Armengol disagreed. “The legacy that you left us with is not as you describe.” The president criticised the fact that the joint financing commission (Balearic and central governments) had not once met over the four years of the PP administration and that the special economic regime for the Balearics ran out without being renewed in 2014. Of investments that came to the Balearics, she suggested that there was not a single euro.
The president claimed that her administration has not found any formal documentation from the previous president or the national finance ministry regarding the “requesting of money or of a meeting (to make a request)”, and she added that PP deputies in Congress had each year voted in favour of a state budget that had condemned the Balearics to be at the back of the investment queue.
On the investment agreement reached last week, Armengol said - as previously had Vice-President Barceló - that she was “moderately satisfied” but insisted that this was not “all” that was needed for the islands’ “under-financing”.
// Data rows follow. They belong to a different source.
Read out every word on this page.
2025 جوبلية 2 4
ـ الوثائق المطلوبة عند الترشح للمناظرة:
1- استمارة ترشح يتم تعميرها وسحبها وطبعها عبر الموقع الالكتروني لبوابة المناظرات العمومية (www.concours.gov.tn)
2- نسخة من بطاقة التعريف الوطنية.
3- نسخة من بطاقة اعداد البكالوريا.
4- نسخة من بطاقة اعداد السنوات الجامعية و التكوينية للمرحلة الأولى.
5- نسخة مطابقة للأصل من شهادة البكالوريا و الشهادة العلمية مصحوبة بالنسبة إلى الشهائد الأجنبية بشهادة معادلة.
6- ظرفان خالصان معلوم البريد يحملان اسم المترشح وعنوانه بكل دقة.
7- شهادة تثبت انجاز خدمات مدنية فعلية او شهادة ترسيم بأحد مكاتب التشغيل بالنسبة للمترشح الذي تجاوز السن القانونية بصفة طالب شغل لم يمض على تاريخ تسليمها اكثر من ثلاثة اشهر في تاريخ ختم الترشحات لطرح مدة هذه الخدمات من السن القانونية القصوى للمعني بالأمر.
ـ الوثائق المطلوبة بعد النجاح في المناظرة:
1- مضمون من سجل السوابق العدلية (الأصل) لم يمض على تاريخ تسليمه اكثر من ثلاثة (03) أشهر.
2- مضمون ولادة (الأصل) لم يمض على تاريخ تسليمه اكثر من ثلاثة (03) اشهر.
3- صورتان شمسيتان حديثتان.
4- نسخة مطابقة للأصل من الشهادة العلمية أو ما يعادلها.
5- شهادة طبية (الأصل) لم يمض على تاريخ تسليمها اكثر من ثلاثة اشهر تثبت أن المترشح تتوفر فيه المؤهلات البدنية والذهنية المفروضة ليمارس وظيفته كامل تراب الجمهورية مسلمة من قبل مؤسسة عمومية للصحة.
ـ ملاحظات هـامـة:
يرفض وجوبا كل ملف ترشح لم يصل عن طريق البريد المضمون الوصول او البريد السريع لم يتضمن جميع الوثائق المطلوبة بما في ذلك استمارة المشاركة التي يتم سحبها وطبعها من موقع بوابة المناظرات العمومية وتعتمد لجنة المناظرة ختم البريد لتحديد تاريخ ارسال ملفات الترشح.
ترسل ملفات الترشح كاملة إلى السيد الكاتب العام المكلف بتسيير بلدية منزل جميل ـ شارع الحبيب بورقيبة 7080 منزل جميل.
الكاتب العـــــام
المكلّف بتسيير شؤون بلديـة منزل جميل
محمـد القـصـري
In continuing her rebuttal of Prohens’ claims of achievements by the Bauzá government, Armengol said that “you might say that the merit is due to you, but in five months this government has met with the prime minister and held the joint commission” with the result being an extension on a 55.4 million euros investment, the reimbursement of 26.4 million euros and the payment of the 240 million under the agreement for main roads and a date set for the meeting of the commission on the special regime, i.e. 16 December.